The orchestra doesn’t always accompany the singers in the traditional sense. The music often acts as a background colour and commentary on the sung text. To liken it to film music might sound demeaning, but there is something similar in the compositional style, except that in Benjamin’s detailed score there is far more than is ever heard in film music. There are several moments of real orchestral drama, but only a few ffff climaxes. For much of the time the music is reflective and subdued, painting a kaleidoscope of etherial orchestral colours, often using single or paired instruments. Some of the most powerful orchestral moments come during the scene changes (the opera is in 15 scenes divided into a triptych of unequal parts). It continues for about 90 minutes, with just a short pause between the three parts.

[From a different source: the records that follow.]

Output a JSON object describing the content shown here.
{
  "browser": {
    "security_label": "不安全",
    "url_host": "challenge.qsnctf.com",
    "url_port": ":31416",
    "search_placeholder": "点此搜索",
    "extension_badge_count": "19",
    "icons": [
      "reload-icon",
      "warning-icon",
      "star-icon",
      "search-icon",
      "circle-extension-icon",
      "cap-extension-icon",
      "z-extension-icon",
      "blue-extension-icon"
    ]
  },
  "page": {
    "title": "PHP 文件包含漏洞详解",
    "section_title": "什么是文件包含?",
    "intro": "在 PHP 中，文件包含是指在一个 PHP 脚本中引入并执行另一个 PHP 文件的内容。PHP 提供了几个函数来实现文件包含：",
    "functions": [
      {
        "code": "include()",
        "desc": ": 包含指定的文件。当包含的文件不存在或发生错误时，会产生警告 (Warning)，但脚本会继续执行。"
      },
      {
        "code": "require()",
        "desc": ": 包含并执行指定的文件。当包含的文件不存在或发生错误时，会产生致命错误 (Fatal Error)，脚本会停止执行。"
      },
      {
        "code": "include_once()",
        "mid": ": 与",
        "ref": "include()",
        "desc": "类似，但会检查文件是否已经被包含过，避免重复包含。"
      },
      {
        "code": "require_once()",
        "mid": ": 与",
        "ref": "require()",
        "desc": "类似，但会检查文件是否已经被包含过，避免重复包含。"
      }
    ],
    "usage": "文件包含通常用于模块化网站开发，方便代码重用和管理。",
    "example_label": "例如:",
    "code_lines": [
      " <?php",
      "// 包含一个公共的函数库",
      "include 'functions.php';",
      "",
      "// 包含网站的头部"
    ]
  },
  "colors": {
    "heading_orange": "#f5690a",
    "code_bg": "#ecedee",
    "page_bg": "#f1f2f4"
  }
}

The singers act as their own narrators, describing action in the third person, as well as their own dialogue. Their acting and singing is universally outstanding. Christopher Purves, Barbara Hannigan, and Iestyn Davies take total control of the stage, the action and the extraordinary range of their own voices. The frequently mould their voices into the orchestra’s timbre and texture.
The set is a complex series of spaces on two stories, with the action of the opera taking place on just one of the spaces, a mediaeval hall with an adjoining garden. To the left, and upstairs is a sparse modern laboratory, seemingly used by present day archivists (and Angels) in a slow motion piecing together of what could have been the illuminated manuscript that the Boy has prepared for the Protector. They double as very slick stage hands and dressers, but bring a
distracting side-show to the action. Throughout the opera there was some activity going in these side-spaces. Minor adjustments to the set occurred between the three parts, but all within the same basic concept.
Martin Creed’s text is a complex piece of work, with references ranging from the mediaeval story to things like car parks. It may repay reading in the published libretto. A DVD of the original performance is also available for those able to catch the remaining performances of this revival during January. There are many other clips to be found on the internet, including interviews with George Benjamin. It is an extraordinary piece of work, that will repay repeated viewing.